Hacker News new | ask | show | jobs
by VonGuard 1289 days ago
Guy gets a "job" as a software engineer with a WHOLE lot of work, onboarding, paperwork, etc. Then the first thing they ask him to do is deposit a check into his account and send them the Cash immediately, before the check clears. They had the check UPS'd to his house, too.
2 comments

Yep, he gets the job and then they suddenly run into a lot of errors and whatnot and he has to pay their check. When he tells them its a scam, they start questioning him lmao.

Look at their bad grammar in the full conversation though, this was the last dead giveaway.

tbf bad grammar is not unusual when dealing with remote teams. The gmail is a bigger giveaway (but again, I've done business with big corporations via gmail addresses where it's just easier to use a personal address than get IT to sort remote access or a mailbox big enough to handle attachments...)

"We're mailing you a check, now please send the money to someone else" is always a red flag. In the rare cases someone doing this isn't scamming you, they're probably using you to avoid taxes or breach spending guidelines or something else unfavourable to you instead...

It's not bad grammar. It's just not American English.
False.

"Do you track the check" "I will send you later" "A IT director Lead from the company..." "...by purchasing the home office equipments..." "Immediately the funds are available, you will be directed..."

That's not even mentioning the smorgasbord of run-on sentences, weird capitalizations, etc. Yes, there's a lot of non American English. But it's presented as coming from an American given that the job listing is all US and that name is an American (or at least Anglo) name.

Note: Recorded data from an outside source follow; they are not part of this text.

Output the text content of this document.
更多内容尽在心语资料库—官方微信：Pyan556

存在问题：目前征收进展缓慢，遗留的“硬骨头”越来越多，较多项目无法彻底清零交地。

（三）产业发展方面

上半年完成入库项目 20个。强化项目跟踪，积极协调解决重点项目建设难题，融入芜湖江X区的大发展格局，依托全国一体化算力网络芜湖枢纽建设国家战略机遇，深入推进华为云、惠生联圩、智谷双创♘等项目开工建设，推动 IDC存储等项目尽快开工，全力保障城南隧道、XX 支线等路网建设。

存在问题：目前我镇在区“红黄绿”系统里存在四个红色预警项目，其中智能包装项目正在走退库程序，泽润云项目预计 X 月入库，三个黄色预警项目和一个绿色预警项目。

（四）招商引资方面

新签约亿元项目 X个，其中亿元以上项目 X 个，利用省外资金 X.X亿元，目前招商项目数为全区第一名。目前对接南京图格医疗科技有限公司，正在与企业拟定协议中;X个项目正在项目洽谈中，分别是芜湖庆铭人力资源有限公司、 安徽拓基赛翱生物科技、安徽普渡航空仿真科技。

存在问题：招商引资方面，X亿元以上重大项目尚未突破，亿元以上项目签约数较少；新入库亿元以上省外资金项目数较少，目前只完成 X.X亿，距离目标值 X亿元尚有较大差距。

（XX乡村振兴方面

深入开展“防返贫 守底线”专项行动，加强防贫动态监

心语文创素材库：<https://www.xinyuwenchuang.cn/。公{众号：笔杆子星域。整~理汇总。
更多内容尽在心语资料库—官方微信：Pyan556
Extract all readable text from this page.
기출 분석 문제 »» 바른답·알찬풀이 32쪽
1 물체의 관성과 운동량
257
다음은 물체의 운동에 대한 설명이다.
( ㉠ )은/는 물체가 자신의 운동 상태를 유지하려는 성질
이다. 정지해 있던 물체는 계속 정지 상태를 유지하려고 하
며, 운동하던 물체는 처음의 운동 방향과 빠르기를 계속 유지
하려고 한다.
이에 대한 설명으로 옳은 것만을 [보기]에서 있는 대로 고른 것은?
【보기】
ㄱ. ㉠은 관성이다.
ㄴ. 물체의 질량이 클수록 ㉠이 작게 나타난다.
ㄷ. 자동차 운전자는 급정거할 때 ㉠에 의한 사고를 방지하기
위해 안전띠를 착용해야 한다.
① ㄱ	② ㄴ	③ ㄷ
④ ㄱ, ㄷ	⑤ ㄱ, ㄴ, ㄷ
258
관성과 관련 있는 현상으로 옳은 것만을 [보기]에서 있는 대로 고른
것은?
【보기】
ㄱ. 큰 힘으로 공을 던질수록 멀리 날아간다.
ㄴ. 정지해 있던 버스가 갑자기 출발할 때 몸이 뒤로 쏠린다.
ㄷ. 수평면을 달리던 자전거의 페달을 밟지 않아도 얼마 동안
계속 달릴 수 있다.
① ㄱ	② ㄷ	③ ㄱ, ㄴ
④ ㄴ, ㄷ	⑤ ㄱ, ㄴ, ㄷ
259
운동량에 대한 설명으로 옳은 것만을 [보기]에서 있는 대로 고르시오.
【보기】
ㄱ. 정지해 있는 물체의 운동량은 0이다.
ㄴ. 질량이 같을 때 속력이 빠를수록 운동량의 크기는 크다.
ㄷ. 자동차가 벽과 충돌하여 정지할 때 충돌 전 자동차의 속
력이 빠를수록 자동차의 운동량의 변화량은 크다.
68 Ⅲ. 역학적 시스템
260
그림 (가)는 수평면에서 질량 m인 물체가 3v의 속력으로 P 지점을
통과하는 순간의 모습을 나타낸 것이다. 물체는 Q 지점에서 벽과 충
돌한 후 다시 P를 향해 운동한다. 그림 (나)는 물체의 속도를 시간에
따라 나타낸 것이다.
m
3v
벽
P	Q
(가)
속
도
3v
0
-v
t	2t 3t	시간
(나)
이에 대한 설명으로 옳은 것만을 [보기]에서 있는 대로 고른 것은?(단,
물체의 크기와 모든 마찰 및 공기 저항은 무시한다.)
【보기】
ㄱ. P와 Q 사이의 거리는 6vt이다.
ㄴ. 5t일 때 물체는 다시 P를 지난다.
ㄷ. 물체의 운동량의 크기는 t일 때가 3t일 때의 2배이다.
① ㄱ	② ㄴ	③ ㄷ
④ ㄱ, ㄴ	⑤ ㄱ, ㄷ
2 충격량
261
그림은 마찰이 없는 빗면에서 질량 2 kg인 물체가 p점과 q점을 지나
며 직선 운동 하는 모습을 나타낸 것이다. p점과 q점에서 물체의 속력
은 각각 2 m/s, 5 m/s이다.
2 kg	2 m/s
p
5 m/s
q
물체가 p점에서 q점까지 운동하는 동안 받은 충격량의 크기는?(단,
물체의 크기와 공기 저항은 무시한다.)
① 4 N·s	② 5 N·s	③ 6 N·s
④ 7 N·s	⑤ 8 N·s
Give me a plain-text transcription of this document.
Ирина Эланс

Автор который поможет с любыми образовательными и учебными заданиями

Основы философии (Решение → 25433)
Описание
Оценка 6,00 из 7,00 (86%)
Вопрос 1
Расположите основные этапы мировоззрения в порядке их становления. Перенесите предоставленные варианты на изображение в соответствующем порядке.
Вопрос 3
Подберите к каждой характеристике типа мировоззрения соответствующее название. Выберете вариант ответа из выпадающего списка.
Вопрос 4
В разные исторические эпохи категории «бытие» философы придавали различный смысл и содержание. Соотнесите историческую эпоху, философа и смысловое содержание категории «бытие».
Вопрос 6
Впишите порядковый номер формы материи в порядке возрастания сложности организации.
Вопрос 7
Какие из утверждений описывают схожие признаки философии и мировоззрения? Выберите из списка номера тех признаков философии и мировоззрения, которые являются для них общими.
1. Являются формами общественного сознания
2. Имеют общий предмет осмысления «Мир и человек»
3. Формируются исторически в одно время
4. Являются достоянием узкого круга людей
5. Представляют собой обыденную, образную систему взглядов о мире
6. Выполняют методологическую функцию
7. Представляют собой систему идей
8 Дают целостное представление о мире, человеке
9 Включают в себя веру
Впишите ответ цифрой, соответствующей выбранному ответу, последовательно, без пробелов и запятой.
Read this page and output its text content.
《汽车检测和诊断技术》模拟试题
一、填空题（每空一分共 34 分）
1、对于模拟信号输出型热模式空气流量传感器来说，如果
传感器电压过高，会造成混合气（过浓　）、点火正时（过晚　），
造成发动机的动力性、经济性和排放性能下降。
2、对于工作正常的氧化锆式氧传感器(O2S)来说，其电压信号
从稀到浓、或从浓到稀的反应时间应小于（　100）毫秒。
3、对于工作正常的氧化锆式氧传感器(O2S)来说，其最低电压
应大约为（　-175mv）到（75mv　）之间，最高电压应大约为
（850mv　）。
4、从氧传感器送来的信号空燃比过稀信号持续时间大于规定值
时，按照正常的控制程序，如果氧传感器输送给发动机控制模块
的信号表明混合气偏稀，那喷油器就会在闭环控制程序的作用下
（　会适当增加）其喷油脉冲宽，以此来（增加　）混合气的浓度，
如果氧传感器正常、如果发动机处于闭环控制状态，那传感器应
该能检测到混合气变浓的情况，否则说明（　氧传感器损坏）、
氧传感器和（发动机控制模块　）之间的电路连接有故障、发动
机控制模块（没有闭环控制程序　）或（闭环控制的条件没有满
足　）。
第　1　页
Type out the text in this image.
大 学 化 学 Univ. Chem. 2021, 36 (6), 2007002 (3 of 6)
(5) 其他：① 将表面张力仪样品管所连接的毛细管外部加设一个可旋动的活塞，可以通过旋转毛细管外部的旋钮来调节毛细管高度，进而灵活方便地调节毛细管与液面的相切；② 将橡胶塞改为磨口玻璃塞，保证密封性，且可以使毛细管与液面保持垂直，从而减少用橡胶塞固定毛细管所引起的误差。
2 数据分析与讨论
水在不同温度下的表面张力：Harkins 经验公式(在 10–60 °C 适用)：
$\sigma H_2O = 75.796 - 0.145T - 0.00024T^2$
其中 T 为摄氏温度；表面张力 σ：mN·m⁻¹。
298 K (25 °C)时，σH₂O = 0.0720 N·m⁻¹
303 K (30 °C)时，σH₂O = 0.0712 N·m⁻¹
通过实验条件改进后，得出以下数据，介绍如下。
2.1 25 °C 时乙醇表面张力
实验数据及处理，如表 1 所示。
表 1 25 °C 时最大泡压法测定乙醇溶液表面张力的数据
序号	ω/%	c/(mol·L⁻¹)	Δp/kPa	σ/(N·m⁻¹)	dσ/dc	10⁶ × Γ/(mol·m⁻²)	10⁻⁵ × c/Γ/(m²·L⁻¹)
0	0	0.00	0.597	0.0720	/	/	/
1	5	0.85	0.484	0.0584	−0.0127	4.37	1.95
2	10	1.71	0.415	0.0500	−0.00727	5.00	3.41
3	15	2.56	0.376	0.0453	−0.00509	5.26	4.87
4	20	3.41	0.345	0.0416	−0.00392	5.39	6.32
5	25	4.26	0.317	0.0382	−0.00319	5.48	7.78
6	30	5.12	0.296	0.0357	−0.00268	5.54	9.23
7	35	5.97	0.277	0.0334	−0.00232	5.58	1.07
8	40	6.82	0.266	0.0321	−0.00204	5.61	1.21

Every other line of the IM transcript would be grammatically incorrect in any English-speaking country I’m aware of.

“All hotel and booking has been made and trips has been plnanned”

“Is this how you want to be difficult”

“I will send you later”

Where is any of that considered correct English? If my manager sent any of those message I’d be worried about a stroke.

Pidgin dialects of English are no less correct than more wildly use dialects of English (grammar rules are shaped by the speaker of a dialect or language, as they use it, they are only set from on high when some people like to declare others as "unwanted" users of that language. But I digress)
Even Indian English follows grammatical rules, the difference would be the words used, idiomatic sentences etc.
Slightly different grammatical rules. For example, some dialects of Indian English use the present participle for future tense (similar to some Caribbean dialects)
Why would he send them money though? Like what was the given reason why he would be sending them anything?
"Ok Bob, you're hired. Normally we'd send you a computer and all the other equipment you need, but our vendor communications are all fucked up. So we're going to send you the check we would have sent them, you deposit it, then you order the equipment from them. Plus that way your name is officially on the purchase and you own the equipment after 15 weeks! Why don't we just send the check to the vendor? What, are you calling me a scammer? How dare you!"

The scam is that they are secretly the vendor and they never send you the computer equipment that you buy with your own money. The money from the check they sent gets taken back by the bank because it's fake.

Ah that is truly a very obvious scam
My friend, if you have time to ask for a tl;dr and ask follow-up questions, you have time to read the original post. Off you go.
Definitely took less time to type these few sentences than it would take to read that wall of text
The original post here is just a long string of original documents and background information, leaving the reader to read the entire thing to piece together what happened. Providing a summary in the introduction is a key part of effective communication.